In the aftermath of the 1929 financial collapse (aka the Wall Street ‘Crash’), Verschaffelt made the prophetic remark that Public Service salary rises would only be justified ‘in the event of some violent fluctuation in the cost of living caused by a pronounced alteration in wage standards’. 14 The ensuing economic slump caused across-the-board wage cuts of 10 percent in 1931, an increase in weekly hours of work from 40 to 44, and compulsory retirement for public servants aged over 60.
In 1932, a National Expenditure Committee, of which Verschaffelt was a member, recommended further pay cuts and harsh economies, including departmental amalgamations. Despite the cutbacks he continued to enjoy good relations with union leaders. Staff recruitment fell to a trickle, with just two cadets appointed in 1931; none in 1932.
Verschaffelt remained in the job until 1935, establishing a still unchallenged record as the longest-serving commissioner. His legendary reputation as a workhorse and ‘technical expert’ saw him dragooned in 1934 into assisting PM Gordon Coates’s ‘brains trust’ on fiscal and economic policy. Other notable members included economists Dick Campbell and William Sutch.
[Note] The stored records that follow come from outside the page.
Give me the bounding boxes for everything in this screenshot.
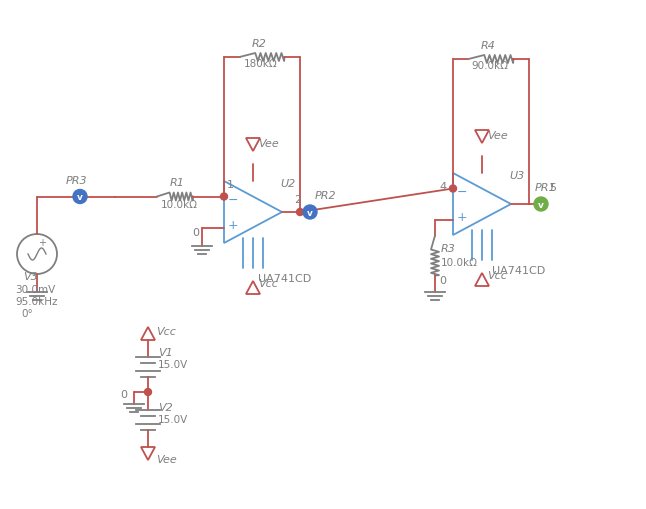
Text: 30.0mV: 30.0mV	[15, 285, 56, 294]
Text: +: +	[457, 211, 467, 223]
Text: 0: 0	[192, 228, 199, 238]
Circle shape	[534, 197, 548, 212]
Text: v: v	[77, 192, 83, 202]
Text: +: +	[227, 218, 238, 232]
Text: 10.0kΩ: 10.0kΩ	[161, 199, 198, 209]
Text: 90.0kΩ: 90.0kΩ	[471, 61, 508, 71]
Text: PR1: PR1	[535, 183, 557, 192]
Text: PR3: PR3	[66, 175, 88, 185]
Circle shape	[450, 186, 457, 192]
Text: V1: V1	[158, 347, 172, 357]
Text: 180kΩ: 180kΩ	[244, 59, 278, 69]
Text: Vee: Vee	[258, 139, 279, 149]
Text: 0°: 0°	[21, 308, 33, 318]
Text: 1: 1	[227, 180, 234, 190]
Text: 15.0V: 15.0V	[158, 414, 188, 424]
Text: Vee: Vee	[156, 454, 177, 464]
Text: R3: R3	[441, 243, 456, 253]
Text: Vcc: Vcc	[487, 270, 507, 280]
Text: UA741CD: UA741CD	[492, 266, 545, 275]
Text: U3: U3	[509, 171, 525, 181]
Text: 0: 0	[439, 276, 446, 286]
Text: +: +	[38, 238, 46, 247]
Circle shape	[303, 206, 317, 219]
Text: −: −	[457, 186, 467, 199]
Text: U2: U2	[280, 179, 295, 189]
Text: R1: R1	[170, 178, 185, 188]
Text: 2: 2	[294, 194, 301, 205]
Text: R2: R2	[252, 39, 267, 49]
Text: 95.0kHz: 95.0kHz	[15, 296, 57, 306]
Text: 0: 0	[120, 389, 127, 399]
Text: v: v	[307, 208, 313, 217]
Text: −: −	[228, 194, 238, 207]
Text: 10.0kΩ: 10.0kΩ	[441, 258, 478, 268]
Text: V3: V3	[23, 271, 37, 281]
Text: 5: 5	[549, 183, 556, 192]
Text: v: v	[538, 200, 544, 209]
Text: Vee: Vee	[487, 131, 508, 140]
Circle shape	[145, 389, 152, 395]
Circle shape	[73, 190, 87, 204]
Text: 4: 4	[439, 181, 446, 191]
Text: Vcc: Vcc	[258, 278, 278, 289]
Text: Vcc: Vcc	[156, 326, 176, 336]
Circle shape	[220, 193, 227, 201]
Text: 15.0V: 15.0V	[158, 359, 188, 369]
Text: UA741CD: UA741CD	[258, 273, 311, 284]
Text: V2: V2	[158, 402, 172, 412]
Text: R4: R4	[481, 41, 496, 51]
Text: PR2: PR2	[315, 191, 337, 201]
Circle shape	[297, 209, 304, 216]
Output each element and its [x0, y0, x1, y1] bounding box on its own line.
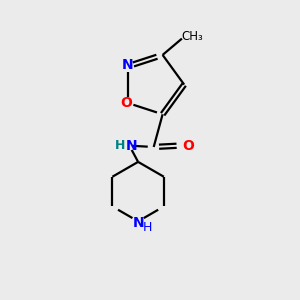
Text: H: H [115, 139, 125, 152]
Text: H: H [142, 221, 152, 234]
Text: CH₃: CH₃ [182, 30, 203, 43]
Text: O: O [182, 139, 194, 152]
Text: O: O [120, 96, 132, 110]
Text: N: N [126, 139, 137, 152]
Text: N: N [122, 58, 134, 72]
Text: N: N [132, 216, 144, 230]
Behind the scenes, however, the larger-than-life Verschaffelt was battling alcoholism, admitting himself for treatment in 1934. He resigned months before Labour’s election victory a year later. In 1946 Verschaffelt would be banned from Parliament House and its grounds following an incident where he howled opposition to incoming civil service legislation from the public gallery. It was a sad end to a stellar career.
11: Bert Roth, Remedy for present evils: a history of the New Zealand Public Service from 1890, Wellington,1987, p 63.
12: Staffing data to 1988 is derived from Quest for Efficiency, unless otherwise stated.
13: Michael and Judith Bassett, Roderick Deane: his life and times, Auckland 2006, p 145.
14: Alan Henderson, The quest for efficiency: the origins of the State Services Commission, Wellington, 1990, p 119.